Intervento polemico del circolo del Pd di Bergeggi sulla possibilità, concessa dalla commissione di valutazione di impatto ambinetale (VIA) nazionale, di portare da due a tre i gruppi a carbone della centrale “Tirreno Power” di Vado Ligure, nonostate l’opposizione della giunta regionale e delle amministrazioni locali coinvolte.
“Riteniamo di dovere rilevare – commentano i vertici democratici bergeggini -, per l’ennesima volta, come il governo di centro-destra, che tanto si dichiara a favore del federalismo, non tenga in alcun conto le posizioni sostenute in più occasioni dai rappresentanti degli enti locali”.

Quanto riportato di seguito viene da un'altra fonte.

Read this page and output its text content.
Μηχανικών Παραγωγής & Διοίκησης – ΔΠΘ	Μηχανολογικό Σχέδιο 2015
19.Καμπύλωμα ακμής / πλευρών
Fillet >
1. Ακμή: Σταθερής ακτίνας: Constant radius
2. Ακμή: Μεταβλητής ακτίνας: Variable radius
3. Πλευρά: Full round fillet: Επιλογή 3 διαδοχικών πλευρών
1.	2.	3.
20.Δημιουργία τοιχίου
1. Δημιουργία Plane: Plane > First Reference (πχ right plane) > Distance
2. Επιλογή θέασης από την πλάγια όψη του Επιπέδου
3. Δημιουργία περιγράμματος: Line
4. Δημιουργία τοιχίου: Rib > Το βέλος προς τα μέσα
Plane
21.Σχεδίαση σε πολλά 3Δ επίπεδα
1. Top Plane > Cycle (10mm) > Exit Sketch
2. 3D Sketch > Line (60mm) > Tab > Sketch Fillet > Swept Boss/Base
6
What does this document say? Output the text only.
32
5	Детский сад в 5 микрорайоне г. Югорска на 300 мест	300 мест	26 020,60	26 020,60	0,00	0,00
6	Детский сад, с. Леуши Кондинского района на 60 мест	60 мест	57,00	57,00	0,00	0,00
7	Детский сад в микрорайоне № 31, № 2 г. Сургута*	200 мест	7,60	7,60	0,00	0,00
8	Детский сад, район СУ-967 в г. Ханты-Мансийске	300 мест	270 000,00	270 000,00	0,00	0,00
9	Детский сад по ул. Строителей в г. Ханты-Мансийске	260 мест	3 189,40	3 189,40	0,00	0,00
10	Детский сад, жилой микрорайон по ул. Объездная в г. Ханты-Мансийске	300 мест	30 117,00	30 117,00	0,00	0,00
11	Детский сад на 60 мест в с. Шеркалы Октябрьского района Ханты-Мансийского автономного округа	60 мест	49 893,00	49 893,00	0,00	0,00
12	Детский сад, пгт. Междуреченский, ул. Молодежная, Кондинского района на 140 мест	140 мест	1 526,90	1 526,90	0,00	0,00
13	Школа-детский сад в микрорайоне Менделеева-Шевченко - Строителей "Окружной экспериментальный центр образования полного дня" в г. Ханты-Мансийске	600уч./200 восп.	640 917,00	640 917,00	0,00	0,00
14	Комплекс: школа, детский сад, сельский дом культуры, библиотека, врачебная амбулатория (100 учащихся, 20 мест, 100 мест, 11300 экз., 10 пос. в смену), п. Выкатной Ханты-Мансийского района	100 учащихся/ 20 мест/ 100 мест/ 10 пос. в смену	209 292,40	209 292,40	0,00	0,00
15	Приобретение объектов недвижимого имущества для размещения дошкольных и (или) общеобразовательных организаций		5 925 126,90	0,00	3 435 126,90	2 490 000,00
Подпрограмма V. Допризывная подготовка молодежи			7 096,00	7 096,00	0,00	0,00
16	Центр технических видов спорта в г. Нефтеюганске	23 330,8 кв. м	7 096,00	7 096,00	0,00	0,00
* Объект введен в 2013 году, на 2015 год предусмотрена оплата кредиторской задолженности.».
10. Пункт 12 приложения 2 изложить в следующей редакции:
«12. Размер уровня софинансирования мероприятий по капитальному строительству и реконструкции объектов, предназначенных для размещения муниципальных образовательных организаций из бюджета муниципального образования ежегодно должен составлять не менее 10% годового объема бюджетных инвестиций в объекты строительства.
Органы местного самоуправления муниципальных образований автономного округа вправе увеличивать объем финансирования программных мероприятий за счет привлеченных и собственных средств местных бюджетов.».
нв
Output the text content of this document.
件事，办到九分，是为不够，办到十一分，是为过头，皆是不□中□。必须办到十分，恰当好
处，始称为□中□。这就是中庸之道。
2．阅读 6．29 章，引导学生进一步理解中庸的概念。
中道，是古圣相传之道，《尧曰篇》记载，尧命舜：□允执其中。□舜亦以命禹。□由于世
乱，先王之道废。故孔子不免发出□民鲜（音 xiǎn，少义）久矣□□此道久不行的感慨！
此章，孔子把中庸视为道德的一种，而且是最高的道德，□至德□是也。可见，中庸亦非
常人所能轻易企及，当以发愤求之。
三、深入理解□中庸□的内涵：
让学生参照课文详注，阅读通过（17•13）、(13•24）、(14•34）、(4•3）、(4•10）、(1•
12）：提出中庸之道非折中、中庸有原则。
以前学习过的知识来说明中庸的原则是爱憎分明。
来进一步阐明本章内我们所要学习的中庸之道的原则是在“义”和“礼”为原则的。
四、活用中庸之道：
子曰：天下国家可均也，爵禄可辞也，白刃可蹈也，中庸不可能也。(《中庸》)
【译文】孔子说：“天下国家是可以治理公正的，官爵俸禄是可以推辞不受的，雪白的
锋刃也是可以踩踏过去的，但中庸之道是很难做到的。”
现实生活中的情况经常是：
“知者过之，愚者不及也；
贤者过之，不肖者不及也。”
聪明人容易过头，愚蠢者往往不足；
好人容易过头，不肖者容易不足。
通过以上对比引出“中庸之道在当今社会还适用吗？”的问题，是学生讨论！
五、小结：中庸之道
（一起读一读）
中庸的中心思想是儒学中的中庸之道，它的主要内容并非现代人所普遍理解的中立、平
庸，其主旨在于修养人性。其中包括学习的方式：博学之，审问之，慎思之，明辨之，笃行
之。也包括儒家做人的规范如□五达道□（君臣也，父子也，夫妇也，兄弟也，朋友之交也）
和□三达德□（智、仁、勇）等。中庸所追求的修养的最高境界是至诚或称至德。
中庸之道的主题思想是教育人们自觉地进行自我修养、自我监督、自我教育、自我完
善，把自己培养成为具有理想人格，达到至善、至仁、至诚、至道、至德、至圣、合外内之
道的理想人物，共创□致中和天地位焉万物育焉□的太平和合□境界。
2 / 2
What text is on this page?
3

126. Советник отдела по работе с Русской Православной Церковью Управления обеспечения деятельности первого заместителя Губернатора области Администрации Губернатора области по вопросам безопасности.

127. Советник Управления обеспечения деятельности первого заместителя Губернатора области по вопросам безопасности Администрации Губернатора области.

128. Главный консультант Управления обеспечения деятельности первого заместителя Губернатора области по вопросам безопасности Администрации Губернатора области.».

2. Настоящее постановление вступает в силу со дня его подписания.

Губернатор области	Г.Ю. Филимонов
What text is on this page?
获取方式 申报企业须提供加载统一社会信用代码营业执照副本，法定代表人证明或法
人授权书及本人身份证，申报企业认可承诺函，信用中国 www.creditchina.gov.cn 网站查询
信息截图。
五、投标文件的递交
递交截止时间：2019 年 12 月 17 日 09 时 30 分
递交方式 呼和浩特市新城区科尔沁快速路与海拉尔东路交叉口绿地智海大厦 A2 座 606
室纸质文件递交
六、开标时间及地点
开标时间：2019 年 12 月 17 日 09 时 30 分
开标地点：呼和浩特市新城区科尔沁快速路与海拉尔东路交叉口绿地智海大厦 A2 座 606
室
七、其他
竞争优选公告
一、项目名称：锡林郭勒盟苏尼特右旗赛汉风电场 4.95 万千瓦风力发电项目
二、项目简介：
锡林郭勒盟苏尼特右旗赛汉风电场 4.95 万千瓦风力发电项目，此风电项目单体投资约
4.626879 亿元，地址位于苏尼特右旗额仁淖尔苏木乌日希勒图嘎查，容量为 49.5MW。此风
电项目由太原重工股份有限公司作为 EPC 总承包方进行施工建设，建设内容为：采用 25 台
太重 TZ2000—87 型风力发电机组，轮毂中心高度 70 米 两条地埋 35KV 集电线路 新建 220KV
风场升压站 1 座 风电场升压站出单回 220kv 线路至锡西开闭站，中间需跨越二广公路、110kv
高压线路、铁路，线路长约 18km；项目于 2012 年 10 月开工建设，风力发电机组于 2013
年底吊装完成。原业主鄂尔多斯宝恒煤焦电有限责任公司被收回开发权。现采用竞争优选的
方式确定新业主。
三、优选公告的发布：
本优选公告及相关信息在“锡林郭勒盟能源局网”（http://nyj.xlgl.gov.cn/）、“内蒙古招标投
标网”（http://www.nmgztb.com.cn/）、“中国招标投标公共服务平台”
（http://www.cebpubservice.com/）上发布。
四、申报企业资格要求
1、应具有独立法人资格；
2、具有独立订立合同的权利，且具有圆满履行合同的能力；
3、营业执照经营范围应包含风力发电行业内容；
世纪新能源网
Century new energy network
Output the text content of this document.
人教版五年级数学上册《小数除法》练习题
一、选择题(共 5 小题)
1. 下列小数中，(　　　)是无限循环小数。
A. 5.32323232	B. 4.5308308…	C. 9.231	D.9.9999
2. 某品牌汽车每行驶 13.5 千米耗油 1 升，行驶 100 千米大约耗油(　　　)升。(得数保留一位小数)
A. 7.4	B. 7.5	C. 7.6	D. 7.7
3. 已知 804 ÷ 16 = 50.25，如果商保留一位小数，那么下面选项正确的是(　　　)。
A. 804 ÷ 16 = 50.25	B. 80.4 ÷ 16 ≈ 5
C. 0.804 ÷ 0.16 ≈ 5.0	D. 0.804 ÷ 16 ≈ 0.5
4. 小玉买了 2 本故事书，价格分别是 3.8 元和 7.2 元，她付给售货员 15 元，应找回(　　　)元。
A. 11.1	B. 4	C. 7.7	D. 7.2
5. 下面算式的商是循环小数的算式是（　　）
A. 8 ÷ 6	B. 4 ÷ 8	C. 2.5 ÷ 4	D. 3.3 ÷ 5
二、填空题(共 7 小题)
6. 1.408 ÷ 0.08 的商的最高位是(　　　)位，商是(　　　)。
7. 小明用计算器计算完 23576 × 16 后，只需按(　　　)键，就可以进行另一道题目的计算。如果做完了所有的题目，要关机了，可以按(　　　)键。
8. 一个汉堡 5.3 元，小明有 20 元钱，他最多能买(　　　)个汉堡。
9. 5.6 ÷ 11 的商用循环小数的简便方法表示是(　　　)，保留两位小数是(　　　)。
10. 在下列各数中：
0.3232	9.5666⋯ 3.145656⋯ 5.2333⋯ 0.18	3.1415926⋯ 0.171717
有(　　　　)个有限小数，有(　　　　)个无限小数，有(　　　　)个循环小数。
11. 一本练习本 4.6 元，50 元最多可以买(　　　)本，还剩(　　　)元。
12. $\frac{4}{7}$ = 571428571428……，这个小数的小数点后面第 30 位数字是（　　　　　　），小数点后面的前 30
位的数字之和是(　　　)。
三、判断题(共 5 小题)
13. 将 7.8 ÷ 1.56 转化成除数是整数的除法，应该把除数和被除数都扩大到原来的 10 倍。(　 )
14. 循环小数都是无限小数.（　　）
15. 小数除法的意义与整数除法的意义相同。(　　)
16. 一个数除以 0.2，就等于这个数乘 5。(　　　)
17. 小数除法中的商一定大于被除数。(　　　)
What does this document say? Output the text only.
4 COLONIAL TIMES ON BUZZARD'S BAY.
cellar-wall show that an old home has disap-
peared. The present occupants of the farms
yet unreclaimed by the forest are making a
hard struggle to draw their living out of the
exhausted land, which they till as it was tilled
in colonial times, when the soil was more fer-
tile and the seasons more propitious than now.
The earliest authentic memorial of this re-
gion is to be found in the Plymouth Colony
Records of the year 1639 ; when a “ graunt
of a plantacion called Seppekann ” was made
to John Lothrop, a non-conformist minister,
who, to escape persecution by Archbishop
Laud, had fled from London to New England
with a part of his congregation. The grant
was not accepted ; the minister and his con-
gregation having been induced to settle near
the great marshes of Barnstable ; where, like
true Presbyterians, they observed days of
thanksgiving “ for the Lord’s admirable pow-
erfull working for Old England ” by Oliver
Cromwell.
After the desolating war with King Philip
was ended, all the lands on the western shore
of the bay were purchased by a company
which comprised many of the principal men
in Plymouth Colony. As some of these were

“Sosteniamo – proseguono gli esponenti locale del parito di Veltroni – la posizione fortemente critica espressa dal presidente della Regione Burlando e dall’assessore all’Ambiente Franco Zunino. In particolare riteniamo gravissimo che la Regione Liguria sia stata esclusa dalla procedura di valutazione di impatto ambientale.”
“Consideriamo inoltre sbagliata la scelta di aumentare la produzione di energia elettrica ricavata dal carbone, con una scelta che contrasta con il Piano di risanamento della qualità dell’aria ed, infine, è assolutamente non condivisibile l’insistere con l’uso di combustibili fossili, anzichè incentivare l’uso delle tecnologie alternative come vento e sole, che nelle nostre zone abbondano” tuona il Pd di Bergeggi.
“Il territorio del Comune di Bergeggi – conclude poi il comunicato – sarebbe esposto agli effetti negativi derivanti dall’ampliamento della centrale. Confidiamo quindi che l’amministrazione comunale sia in prima fila, assieme ai comuni di Vado Ligure e Quiliano, nell’opporsi a questa scelta inutile per il nostro territorio e dannosa per la salute dei cittadini.”